My cryptic and incomplete notes from this Sun sponsored event are below.


Tuesday Jul 10, 2007

The People Formerly Known As The Audience landed a piece on Wired.com today about the Open Architecture Network (OAN).  

The story was part of a pro-am journalistic experiment orchestrated through Assignment Zero that produced 80 distinct articles dealing with crowdsourcing, of which 12 earned a spot on Wired's home page.  As one of the OAN story contributors, I bagged my first byline on Wired.com, one in which I was decidedly on the am side of pro-am.  While my contribution was relatively small, it was enough to give me a taste of the post-edit blues - most of my copy was either red-lined, or reduced to the point of inaccuracy.   My original reporting expanded on the technology choices and process of developing a collaboration site using the open source CMS Drupal.   The final piece gives a nod to Drupal and Sun Microsystems, but leaves the wrong impression:

"Even the software powering the site -- designed by Sun Microsystems -- is open source: the Drupal content management system chosen by thousands of nonprofits for its ease of use."

Assignment Zero Sun did not design Drupal, and while ease of use is one of the virtues of Drupal it's an oversimplified view of why so many nonprofits use it.  Granted, the focus of the story was not so much on technology as the potential for open source design, but one of the points red-lined from my copy was perhaps one of the most relevant given the context of this crowdsourcing experiment:

"Organizations that use Drupal for their online communities include... Assignment Zero."

Drupal is everywhere.   Drupal's integral role in the explosion of collaboratives born of open sharing and grass roots participation is worthy of an entire Wired issue, if not more than just a mention buried deep in one story.  Even among citizen journalism sites, it's a dominant software platform - witness The Witness Project, for example.

Still, good to see the momentum for Architecture for Humanity continuing in the media - in addition to the Wired piece, another story about the OAN appeared this week in Business Week, and AFH's founder, Cameron Sinclair, was added to the distinguished list of "Thinkers of Tech" for Fortune's iMeme conference next week in San Francisco.

We're still the audience, we just have something to say now. 


 

Tuesday Feb 20, 2007

On Saturday February 10 I attended a great event on the Web 2.0 phenomena known as social networking (or should I say the social networking phenom known as Web 2.0?): CommunityNext at Stanford.

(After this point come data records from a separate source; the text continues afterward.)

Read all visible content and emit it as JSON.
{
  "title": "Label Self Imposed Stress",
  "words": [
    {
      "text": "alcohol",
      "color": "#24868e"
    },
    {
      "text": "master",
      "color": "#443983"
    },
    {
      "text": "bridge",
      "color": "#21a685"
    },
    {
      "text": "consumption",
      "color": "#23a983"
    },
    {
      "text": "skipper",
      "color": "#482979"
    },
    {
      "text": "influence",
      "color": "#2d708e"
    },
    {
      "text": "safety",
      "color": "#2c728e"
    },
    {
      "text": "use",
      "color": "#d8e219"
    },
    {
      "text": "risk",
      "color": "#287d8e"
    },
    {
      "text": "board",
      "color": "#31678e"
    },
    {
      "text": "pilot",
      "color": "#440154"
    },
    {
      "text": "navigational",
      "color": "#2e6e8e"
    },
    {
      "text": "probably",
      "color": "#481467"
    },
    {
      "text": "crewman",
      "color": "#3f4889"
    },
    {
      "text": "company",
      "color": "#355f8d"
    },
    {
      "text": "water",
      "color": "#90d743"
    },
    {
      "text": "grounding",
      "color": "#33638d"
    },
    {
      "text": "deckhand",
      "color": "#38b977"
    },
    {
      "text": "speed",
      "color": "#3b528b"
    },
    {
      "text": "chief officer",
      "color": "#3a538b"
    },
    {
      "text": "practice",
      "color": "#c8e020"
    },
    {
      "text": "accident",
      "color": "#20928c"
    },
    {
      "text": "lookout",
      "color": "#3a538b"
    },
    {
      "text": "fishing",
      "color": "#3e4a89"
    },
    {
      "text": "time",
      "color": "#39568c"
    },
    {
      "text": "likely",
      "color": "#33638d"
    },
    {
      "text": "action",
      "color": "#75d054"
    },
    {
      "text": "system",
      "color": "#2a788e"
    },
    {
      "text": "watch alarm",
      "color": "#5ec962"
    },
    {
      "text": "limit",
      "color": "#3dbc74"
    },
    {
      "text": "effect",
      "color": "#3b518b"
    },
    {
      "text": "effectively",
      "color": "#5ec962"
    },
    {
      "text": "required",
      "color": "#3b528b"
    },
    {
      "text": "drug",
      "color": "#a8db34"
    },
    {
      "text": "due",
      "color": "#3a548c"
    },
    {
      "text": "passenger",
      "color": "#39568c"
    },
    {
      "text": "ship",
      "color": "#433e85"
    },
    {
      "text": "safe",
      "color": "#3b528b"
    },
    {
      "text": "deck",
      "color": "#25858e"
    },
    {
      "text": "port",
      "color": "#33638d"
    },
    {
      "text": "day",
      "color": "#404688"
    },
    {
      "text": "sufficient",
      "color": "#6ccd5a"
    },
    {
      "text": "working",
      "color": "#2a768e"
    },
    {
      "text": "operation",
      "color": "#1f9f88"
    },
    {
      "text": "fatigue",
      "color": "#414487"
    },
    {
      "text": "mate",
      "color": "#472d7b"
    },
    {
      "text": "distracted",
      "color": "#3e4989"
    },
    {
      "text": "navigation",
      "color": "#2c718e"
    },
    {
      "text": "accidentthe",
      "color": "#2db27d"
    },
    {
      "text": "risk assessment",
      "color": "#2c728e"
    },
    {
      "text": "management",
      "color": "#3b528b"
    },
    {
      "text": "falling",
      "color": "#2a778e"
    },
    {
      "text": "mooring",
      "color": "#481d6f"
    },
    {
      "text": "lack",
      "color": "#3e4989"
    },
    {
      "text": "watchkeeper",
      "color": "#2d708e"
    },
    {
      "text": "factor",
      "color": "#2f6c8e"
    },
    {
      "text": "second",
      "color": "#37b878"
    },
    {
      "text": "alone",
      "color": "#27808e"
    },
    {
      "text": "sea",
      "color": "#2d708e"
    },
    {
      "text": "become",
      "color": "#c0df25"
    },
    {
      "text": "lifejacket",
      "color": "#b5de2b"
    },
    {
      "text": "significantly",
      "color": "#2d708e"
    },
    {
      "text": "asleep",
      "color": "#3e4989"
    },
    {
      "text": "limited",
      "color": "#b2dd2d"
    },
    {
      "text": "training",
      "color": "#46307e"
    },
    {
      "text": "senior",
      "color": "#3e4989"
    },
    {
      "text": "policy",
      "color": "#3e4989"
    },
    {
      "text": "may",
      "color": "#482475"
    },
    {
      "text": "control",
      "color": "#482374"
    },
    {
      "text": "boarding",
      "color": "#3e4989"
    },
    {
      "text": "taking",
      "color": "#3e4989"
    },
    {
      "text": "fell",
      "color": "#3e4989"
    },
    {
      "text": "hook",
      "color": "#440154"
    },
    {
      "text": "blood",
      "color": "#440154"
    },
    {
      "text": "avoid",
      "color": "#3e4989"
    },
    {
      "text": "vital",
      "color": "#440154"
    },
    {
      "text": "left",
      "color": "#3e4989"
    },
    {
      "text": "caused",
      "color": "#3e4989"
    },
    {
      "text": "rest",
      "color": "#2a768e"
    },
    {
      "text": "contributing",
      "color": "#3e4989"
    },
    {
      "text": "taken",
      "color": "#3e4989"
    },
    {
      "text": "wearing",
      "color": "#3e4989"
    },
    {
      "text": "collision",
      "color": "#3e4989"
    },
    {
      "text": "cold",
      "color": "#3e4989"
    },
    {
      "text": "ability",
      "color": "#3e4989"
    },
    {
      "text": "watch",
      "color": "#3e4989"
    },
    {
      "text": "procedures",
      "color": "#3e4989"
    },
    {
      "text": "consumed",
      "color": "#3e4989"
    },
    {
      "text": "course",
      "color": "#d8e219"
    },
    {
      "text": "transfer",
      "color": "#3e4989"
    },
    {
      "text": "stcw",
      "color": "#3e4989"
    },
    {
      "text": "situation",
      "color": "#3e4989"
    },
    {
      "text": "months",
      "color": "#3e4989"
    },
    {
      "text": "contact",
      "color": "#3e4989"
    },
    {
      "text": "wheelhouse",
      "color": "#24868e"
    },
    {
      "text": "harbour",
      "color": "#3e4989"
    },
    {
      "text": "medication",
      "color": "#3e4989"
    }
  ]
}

Great speakers, good schwag, and a large dose of optimism about the potential for networks of people to affect enormous positive change in the world. See my notes from the event posted over on downstream.org.

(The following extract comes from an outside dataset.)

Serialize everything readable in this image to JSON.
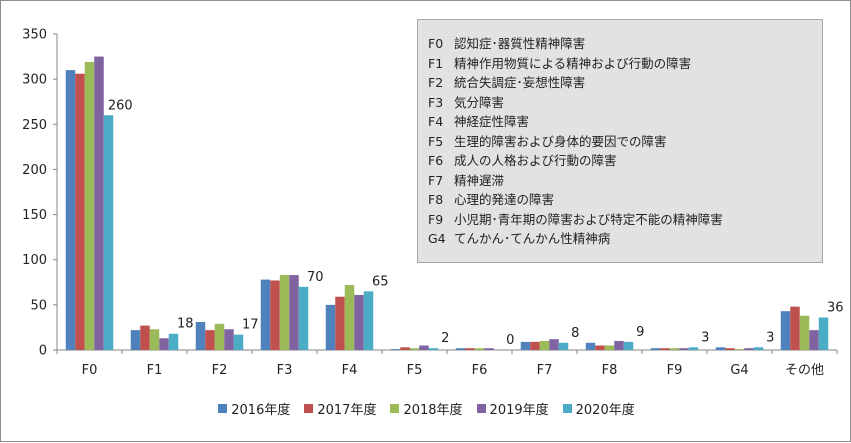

Two orgs represented at the event I found especially compelling:
Kiva.org and Cambrian House.

Kiva.org has enabled the infusion of capital into the 80% of the world's population that is not banked through an innovative microfinance model that has gained much praise and attention from the media, philanthropists and financiers. My friend Tracey Pettengill, Founder of MicroPlace has partnered with Kiva's founder, Premal Shah, to bolster microfinance in Silicon Valley hosting a periodic event with the Silicon Valley Microfinance Network. Their next event features guest speaker Bob Annibale, Citigroup's Global Director of Microfinance. Should be an interesting discussion.

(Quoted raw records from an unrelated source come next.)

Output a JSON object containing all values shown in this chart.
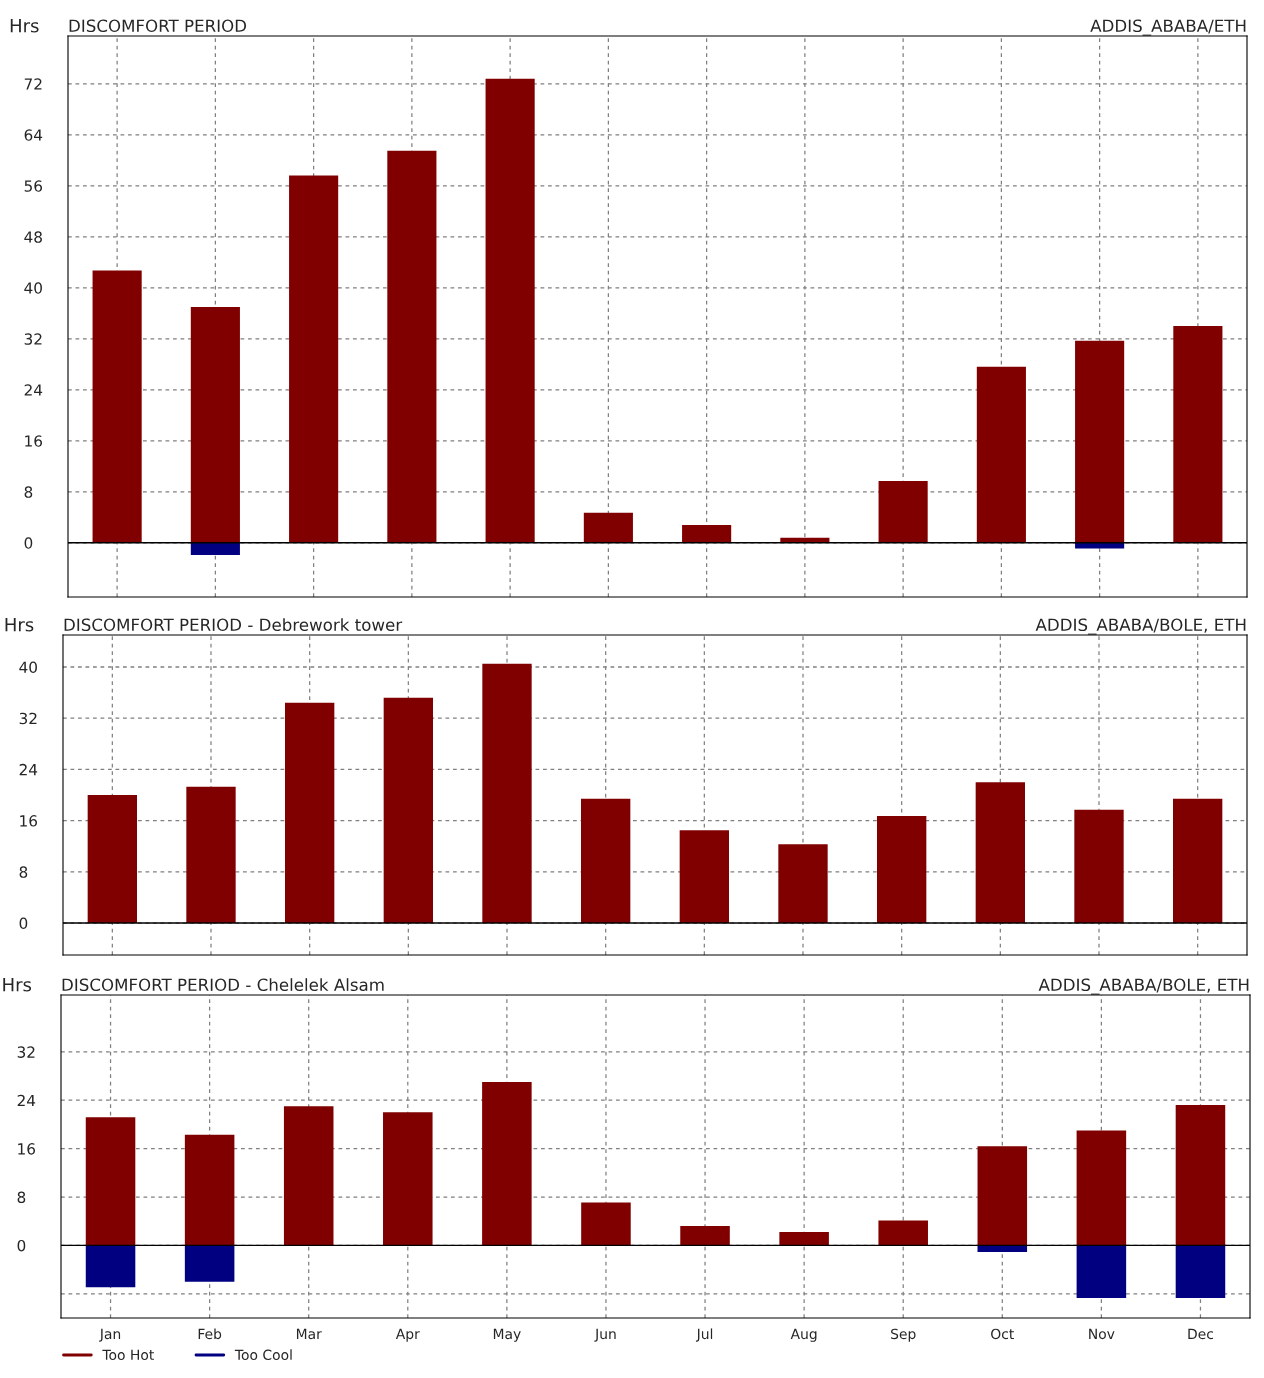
{
  "chart_data": [
    {
      "type": "bar",
      "title": "DISCOMFORT PERIOD",
      "subtitle": "ADDIS_ABABA/ETH",
      "ylabel": "Hrs",
      "categories": [
        null,
        null,
        null,
        null,
        null,
        null,
        null,
        null,
        null,
        null,
        null,
        null
      ],
      "series": [
        {
          "color": "#800000",
          "values": [
            42.7,
            37,
            57.6,
            61.5,
            72.8,
            4.7,
            2.8,
            0.8,
            9.7,
            27.6,
            31.7,
            34
          ]
        },
        {
          "color": "#000080",
          "values": [
            null,
            -1.9,
            null,
            null,
            null,
            null,
            null,
            null,
            null,
            null,
            -0.9,
            null
          ]
        }
      ],
      "ylim": [
        -8.5,
        79.5
      ],
      "yticks": [
        0,
        8,
        16,
        24,
        32,
        40,
        48,
        56,
        64,
        72
      ],
      "grid": true,
      "tick_labels": "y"
    },
    {
      "type": "bar",
      "title": "DISCOMFORT PERIOD - Debrework tower",
      "subtitle": "ADDIS_ABABA/BOLE, ETH",
      "ylabel": "Hrs",
      "categories": [
        null,
        null,
        null,
        null,
        null,
        null,
        null,
        null,
        null,
        null,
        null,
        null
      ],
      "series": [
        {
          "color": "#800000",
          "values": [
            20,
            21.3,
            34.4,
            35.2,
            40.5,
            19.4,
            14.5,
            12.3,
            16.7,
            22,
            17.7,
            19.4
          ]
        }
      ],
      "ylim": [
        -5,
        45
      ],
      "yticks": [
        0,
        8,
        16,
        24,
        32,
        40
      ],
      "grid": true,
      "tick_labels": "y"
    },
    {
      "type": "bar",
      "title": "DISCOMFORT PERIOD - Chelelek Alsam",
      "subtitle": "ADDIS_ABABA/BOLE, ETH",
      "ylabel": "Hrs",
      "categories": [
        "Jan",
        "Feb",
        "Mar",
        "Apr",
        "May",
        "Jun",
        "Jul",
        "Aug",
        "Sep",
        "Oct",
        "Nov",
        "Dec"
      ],
      "series": [
        {
          "name": "Too Hot",
          "color": "#800000",
          "values": [
            21.2,
            18.3,
            23,
            22,
            27,
            7.1,
            3.2,
            2.2,
            4.1,
            16.4,
            19,
            23.2
          ]
        },
        {
          "name": "Too Cool",
          "color": "#000080",
          "values": [
            -6.9,
            -6,
            null,
            null,
            null,
            null,
            null,
            null,
            null,
            -1.1,
            -8.7,
            -8.7
          ]
        }
      ],
      "ylim": [
        -12,
        41.4
      ],
      "yticks": [
        {
          "value": -8,
          "label": null
        },
        0,
        8,
        16,
        24,
        32
      ],
      "grid": true,
      "legend": "bottom left"
    }
  ]
}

Cambrian House has an innovative model for incubating and propelling new business. Leveraging Crowdsourcing, the model facilitates those with a great idea for a product or service to connect with funders, technical expertise, legal support, guidance and moral support to get the idea off the ground. I'll let you know how my idea for the next big thing flourishes on Cambrian House.

If ever there was a group of entrepreneurs who are invested in the neutrality of the net's telecom infrastructure, it's the participants at this event. Perhaps better than any other business demographic, they demonstrate just how precious net neutrality is. No word on the next CommunityNext event, but I'll track it and post here.